Cosmopolitanism, scholar Paul Gilroy tells us in his 2004 work After Empire, is a dangerous framework when applied from the top of the power structure downward. Too often, he writes, powerful agents who participate in such “have never paused over the actual history of past imperialism and the ongoing effects of colonial and imperial governance” (66), an eliding of the experiences of those subjected to such–the majority of the world’s population, Gilroy notes.

In the world of reissued 1970s records originating in the Global South, there is no shortage of narratives—and counternarratives—that emerge from cosmopolitan phenomena. Ken Andi Habib, an album by Algerian singer-saxophonist Freh Khodja, has just been rereleased on the archival French label Wewantsounds, providing us with one such example.

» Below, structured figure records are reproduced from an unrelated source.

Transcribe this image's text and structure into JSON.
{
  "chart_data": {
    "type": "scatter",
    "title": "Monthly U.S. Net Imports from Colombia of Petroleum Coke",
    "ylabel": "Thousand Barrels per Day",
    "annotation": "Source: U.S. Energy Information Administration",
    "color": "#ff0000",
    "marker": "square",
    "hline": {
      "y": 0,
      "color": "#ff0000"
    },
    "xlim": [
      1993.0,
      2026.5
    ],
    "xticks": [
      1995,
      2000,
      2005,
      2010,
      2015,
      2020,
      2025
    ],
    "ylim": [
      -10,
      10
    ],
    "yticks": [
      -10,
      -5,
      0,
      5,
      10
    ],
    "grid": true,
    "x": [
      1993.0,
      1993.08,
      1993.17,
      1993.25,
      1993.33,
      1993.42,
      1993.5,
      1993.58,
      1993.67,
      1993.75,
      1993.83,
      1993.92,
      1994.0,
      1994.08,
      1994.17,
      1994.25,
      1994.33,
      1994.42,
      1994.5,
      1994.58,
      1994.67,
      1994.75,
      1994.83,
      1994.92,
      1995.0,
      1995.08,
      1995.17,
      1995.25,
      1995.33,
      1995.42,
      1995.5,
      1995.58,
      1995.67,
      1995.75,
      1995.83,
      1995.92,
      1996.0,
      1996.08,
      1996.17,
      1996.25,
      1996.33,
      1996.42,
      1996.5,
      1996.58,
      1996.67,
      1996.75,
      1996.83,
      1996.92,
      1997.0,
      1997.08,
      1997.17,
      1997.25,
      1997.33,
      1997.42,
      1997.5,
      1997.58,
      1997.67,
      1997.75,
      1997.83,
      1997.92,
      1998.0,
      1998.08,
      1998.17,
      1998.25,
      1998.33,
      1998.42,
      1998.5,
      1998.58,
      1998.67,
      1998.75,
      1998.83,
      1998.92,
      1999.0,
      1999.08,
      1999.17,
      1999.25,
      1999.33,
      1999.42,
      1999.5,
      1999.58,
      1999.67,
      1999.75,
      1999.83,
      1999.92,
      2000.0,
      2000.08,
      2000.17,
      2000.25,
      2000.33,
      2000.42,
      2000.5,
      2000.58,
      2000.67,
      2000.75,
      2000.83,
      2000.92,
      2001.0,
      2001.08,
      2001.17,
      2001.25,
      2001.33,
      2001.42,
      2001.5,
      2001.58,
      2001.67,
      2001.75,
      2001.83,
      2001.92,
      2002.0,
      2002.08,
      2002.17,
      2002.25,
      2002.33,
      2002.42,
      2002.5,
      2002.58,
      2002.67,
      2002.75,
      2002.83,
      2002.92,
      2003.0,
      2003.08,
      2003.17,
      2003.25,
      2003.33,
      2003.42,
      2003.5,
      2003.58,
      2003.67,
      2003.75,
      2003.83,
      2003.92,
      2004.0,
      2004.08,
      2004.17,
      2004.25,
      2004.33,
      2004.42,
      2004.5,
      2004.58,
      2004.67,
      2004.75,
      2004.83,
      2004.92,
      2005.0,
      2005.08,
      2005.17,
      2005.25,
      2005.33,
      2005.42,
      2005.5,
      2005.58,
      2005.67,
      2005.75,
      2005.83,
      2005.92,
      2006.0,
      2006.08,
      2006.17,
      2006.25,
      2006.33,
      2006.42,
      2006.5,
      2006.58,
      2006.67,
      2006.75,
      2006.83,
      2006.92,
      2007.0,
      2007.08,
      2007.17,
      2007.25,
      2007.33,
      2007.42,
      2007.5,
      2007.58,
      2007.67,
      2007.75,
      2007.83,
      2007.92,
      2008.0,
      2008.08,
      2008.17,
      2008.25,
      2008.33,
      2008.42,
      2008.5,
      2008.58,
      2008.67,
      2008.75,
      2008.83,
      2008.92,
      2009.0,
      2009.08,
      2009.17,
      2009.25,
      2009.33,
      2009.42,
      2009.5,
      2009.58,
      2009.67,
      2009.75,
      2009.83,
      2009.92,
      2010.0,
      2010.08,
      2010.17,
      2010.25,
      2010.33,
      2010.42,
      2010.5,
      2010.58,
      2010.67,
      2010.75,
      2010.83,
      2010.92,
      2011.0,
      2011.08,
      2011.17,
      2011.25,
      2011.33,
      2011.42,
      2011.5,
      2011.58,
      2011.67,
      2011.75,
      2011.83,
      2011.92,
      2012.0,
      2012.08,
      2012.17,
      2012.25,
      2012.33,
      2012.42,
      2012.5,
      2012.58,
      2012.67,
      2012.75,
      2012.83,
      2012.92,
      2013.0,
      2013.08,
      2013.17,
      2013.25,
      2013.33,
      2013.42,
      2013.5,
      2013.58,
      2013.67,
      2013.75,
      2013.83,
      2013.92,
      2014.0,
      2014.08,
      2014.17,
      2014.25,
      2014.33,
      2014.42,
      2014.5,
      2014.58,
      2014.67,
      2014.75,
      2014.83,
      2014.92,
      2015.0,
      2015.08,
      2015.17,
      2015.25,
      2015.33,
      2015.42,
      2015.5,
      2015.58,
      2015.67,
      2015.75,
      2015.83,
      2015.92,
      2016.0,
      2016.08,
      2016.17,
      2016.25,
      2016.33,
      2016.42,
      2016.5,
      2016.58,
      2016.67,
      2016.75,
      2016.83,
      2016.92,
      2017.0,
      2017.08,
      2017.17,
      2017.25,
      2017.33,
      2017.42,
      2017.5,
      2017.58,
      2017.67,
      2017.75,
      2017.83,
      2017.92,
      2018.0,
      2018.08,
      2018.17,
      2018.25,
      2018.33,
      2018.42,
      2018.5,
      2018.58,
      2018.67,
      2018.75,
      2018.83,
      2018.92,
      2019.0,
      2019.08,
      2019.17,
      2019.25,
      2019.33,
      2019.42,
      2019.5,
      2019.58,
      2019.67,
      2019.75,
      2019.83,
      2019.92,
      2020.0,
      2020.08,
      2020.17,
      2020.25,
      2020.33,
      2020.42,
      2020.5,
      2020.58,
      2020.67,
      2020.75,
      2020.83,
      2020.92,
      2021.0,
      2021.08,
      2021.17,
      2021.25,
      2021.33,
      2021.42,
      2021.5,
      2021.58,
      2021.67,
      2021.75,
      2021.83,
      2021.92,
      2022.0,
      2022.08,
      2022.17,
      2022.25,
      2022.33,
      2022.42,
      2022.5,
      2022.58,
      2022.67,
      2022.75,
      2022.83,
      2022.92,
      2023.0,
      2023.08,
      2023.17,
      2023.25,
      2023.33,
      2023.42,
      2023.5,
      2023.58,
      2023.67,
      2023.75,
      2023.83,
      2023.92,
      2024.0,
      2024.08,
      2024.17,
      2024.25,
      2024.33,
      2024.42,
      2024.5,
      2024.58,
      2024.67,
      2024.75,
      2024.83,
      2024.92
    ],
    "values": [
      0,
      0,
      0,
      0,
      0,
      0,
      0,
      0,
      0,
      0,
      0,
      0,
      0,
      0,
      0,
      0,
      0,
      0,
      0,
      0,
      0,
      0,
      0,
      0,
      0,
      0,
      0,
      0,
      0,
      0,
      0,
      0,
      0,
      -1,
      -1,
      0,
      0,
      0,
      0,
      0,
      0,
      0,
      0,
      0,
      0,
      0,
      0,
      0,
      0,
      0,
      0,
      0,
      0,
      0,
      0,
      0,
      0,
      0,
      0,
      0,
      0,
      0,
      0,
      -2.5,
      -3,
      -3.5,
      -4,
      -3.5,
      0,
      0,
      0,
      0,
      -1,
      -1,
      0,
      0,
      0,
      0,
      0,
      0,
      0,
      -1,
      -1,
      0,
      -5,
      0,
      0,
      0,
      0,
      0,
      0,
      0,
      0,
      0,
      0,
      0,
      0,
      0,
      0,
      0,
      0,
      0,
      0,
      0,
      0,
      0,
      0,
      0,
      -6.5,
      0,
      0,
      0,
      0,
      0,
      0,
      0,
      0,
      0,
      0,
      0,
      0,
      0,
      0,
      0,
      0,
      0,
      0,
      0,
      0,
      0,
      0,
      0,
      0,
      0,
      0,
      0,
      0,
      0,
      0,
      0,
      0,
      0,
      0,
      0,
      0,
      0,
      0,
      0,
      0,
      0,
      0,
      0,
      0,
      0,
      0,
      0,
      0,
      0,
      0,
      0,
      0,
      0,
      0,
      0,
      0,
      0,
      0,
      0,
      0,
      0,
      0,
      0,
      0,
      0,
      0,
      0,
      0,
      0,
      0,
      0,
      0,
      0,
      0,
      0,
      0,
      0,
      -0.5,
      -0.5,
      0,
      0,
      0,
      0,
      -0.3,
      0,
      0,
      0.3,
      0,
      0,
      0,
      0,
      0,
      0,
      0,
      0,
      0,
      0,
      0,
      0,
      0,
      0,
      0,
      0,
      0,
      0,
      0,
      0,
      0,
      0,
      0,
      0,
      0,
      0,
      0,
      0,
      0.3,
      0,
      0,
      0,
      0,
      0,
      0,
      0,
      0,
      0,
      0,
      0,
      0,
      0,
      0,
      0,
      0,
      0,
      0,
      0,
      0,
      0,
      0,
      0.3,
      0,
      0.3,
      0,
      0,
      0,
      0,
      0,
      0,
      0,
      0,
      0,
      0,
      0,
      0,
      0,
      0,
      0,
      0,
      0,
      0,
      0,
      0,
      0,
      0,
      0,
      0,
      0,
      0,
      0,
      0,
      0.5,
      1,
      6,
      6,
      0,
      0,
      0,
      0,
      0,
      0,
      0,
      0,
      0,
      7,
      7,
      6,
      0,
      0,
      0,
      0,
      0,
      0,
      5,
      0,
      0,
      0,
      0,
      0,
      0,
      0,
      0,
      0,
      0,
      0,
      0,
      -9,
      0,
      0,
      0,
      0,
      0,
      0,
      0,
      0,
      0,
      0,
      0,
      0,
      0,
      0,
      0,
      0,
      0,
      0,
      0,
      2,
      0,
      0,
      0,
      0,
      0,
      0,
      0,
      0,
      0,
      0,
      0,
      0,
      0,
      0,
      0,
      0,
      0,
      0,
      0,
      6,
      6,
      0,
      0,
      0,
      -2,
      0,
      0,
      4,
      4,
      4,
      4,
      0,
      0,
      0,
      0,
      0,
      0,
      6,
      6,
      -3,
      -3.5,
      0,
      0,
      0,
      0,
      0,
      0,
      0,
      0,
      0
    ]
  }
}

The story of Freh Khodja is a tale of migration, of mobilities and frictions, of the complex power structures and lived realities that underlie and challenge utopian notions of cosmopolitanism. Born in Algeria in 1949, just five years before the start of the country’s war for independence, Khodja studied music first at a nearby conservatory before moving to Paris in 1968, where he continued his studies in the heart of the nation that had for so long been his homeland’s colonial oppressor.

Originally released in 1975 in Algeria with Les Flammes, a Parisian group featuring members from Portugal and Cabo Verde, Ken Andi Habib is a culmination of it all: jazz meeting funk, meeting Latin and Caribbean styles, cosmopolitan genres on cosmopolitan genres in a whole cosmopolitan assemblage.

I know all this not just from listening to the music itself, but from the reissue’s new liner notes, written by Algerian journalist and musicologist Rabah Mezouane, who has worked with Wewantsounds on vintage Algerian work in the past. Compact though the notes are, they serve as an intervention against the ease with which globally minded crate-diggers often sort through stacks of exoticized, decontextualized albums, extracting cool sounds from complicated histories.

These are indeed cool sounds. Brassy grooves bridge raï and disco on “Habibtek”, while “Ya Coladera” introduces the Cabo Verdean style of the same name. “Hawa” undercuts 1960s-esque pop melodies with elated ska beats. Everything comes to a head on the final track “Ani Jit El Youm”, which moves dramatically between bouncy verses and poignant crooning and closes the album with a full display of the band’s impressive range. It’s a delightfully unsurprising choice for a contemporary reissue, and worth appreciating simply as an addition to any good summer DJ repertoire.

That’s the easy part, at least in the interconnected world of 2025; surely no label is better positioned to disseminate postcolonial French-Maghrebi pop to the world than Wewantsounds. They’ve made a good selection. The real work of a reissue, though, is in the packaging. Mezouane’s liner notes add crucial context to the danceable sonic layers of Ken Andi Habib. It’s a seamless incorporation into the original album design that helps to complicate the romantic notion of flowing cosmopolitanism that is too easy to uncritically accept when all we want is to have a good musical time. Wewantsounds let us have both on this reissue of Freh Khodja’s fantastic debut.